Penerapan K-13 Disetop, M Nuh Puasa Baca Koran
Penerapan K-13 Disetop, M Nuh Puasa Baca Koran. Foto Dinda Lisna Amilia/Jawa Pos/JPNN.com
SURABAYA – Ibarat
bocah yang sedang belajar berjalan, namun malah dibunuh. Seperti itulah
analogi yang menggambarkan perasaan mantan Mendikbud M Nuh soal
Kurikulum 2013 (K-13) yang penerapannya dihentikan di sejumlah sekolah.
Dia merasa begitu karena K-13 diluncurkan ketika masa kepemimpinannya.
’’Saya sampai puasa membaca koran dan
menonton berita di TV. Menjaga hati.

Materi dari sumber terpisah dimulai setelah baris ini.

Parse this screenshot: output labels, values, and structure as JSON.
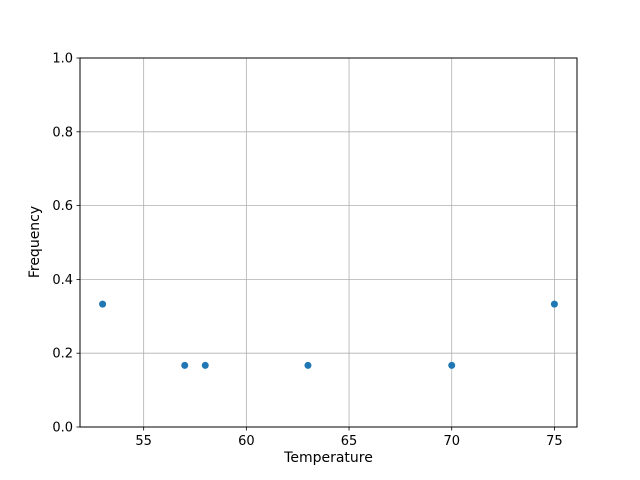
{
  "figure": {
    "background": "#ffffff"
  },
  "chart_data": {
    "type": "scatter",
    "title": "",
    "xlabel": "Temperature",
    "ylabel": "Frequency",
    "points": [
      {
        "x": 53,
        "y": 0.333
      },
      {
        "x": 57,
        "y": 0.167
      },
      {
        "x": 58,
        "y": 0.167
      },
      {
        "x": 63,
        "y": 0.167
      },
      {
        "x": 70,
        "y": 0.167
      },
      {
        "x": 75,
        "y": 0.333
      }
    ],
    "xlim": [
      51.9,
      76.1
    ],
    "ylim": [
      0.0,
      1.0
    ],
    "xticks": {
      "values": [
        55,
        60,
        65,
        70,
        75
      ],
      "labels": [
        "55",
        "60",
        "65",
        "70",
        "75"
      ]
    },
    "yticks": {
      "values": [
        0.0,
        0.2,
        0.4,
        0.6,
        0.8,
        1.0
      ],
      "labels": [
        "0.0",
        "0.2",
        "0.4",
        "0.6",
        "0.8",
        "1.0"
      ]
    },
    "grid": true,
    "legend": null,
    "marker_color": "#1f77b4",
    "marker_radius": 3.5,
    "grid_color": "#b0b0b0",
    "spine_color": "#000000",
    "tick_color": "#000000"
  }
}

Tapi, kalau ada yang ingin
berkonsultasi, saya tetap melayani,’’ ucapnya saat ditemui di Rumah
Sakit Islam (RSI) Jemursari Kamis (11/12), sebelum mengikuti rapat
sebagai ketua Yayasan RSI (Yarsis) itu.
Nuh merasa tak habis pikir, dalam
sebulan kepemimpinan Mendikbud Anies Baswedan sudah mengambil keputusan
besar tersebut. Dia pun menganalisis kira-kira apa yang melatarbelakangi
hal itu. Mantan rektor Institut Teknologi Sepuluh Nopember (ITS)
Surabaya itu sampai membuat bahan presentasi 47 halaman mengenai K-13.

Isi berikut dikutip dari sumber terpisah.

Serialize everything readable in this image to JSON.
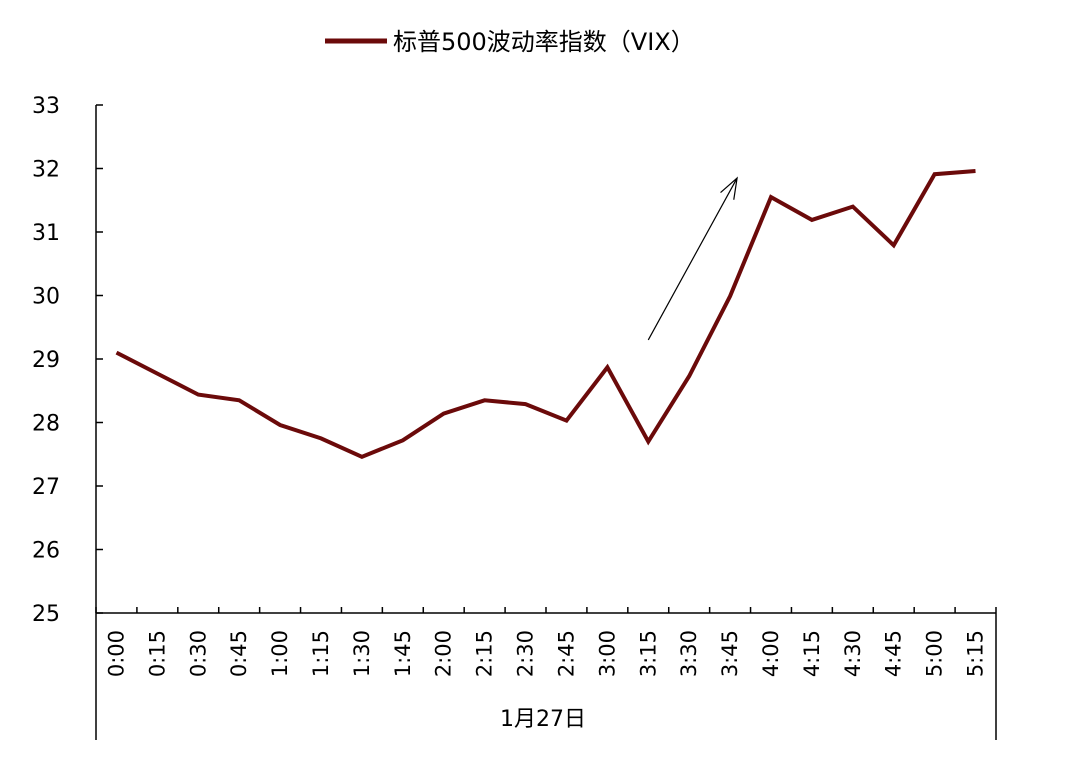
{
  "chart_data": {
    "type": "line",
    "title": "",
    "xlabel": "1月27日",
    "ylabel": "",
    "ylim": [
      25,
      33
    ],
    "yticks": [
      25,
      26,
      27,
      28,
      29,
      30,
      31,
      32,
      33
    ],
    "grid": false,
    "legend_position": "top-center",
    "categories": [
      "0:00",
      "0:15",
      "0:30",
      "0:45",
      "1:00",
      "1:15",
      "1:30",
      "1:45",
      "2:00",
      "2:15",
      "2:30",
      "2:45",
      "3:00",
      "3:15",
      "3:30",
      "3:45",
      "4:00",
      "4:15",
      "4:30",
      "4:45",
      "5:00",
      "5:15"
    ],
    "series": [
      {
        "name": "标普500波动率指数（VIX）",
        "color": "#6b0a0a",
        "values": [
          29.1,
          28.77,
          28.44,
          28.35,
          27.96,
          27.75,
          27.46,
          27.72,
          28.14,
          28.35,
          28.29,
          28.03,
          28.87,
          27.7,
          28.73,
          29.99,
          31.55,
          31.19,
          31.4,
          30.79,
          31.91,
          31.96
        ]
      }
    ],
    "annotations": [
      {
        "type": "arrow",
        "from": {
          "x": "3:15",
          "y": 29.3
        },
        "to": {
          "x": "3:45",
          "y": 31.85
        }
      }
    ]
  }
}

Nuh menyebut, kemungkinan pertama
keputusan Anies itu dilandasi anggapan bahwa substansi K-13 adalah
salah. ”Tapi, bila salah, K-13 tidak mungkin diterapkan pada 6.221
sekolah yang sudah melaksanakannya selama tiga semester. Maka,
kemungkinan itu gugur,” katanya.
Alasan kedua, persiapan secara teknis
dan logistik untuk semester depan belum rampung. Nuh belum tahu kenapa
keputusan itu bisa dibuat dengan begitu cepat. Yang jelas, lebih cepat
keputusan itu dibuat daripada pembuatan K-13 yang memakan waktu lama.
Menurut dia, banyak survei, perdebatan sengit, penelitian, dan observasi
yang dilakukan timnya sebelum K-13 tersebut benar-benar
diimplementasikan mulai tahun pelajaran 2013–2014.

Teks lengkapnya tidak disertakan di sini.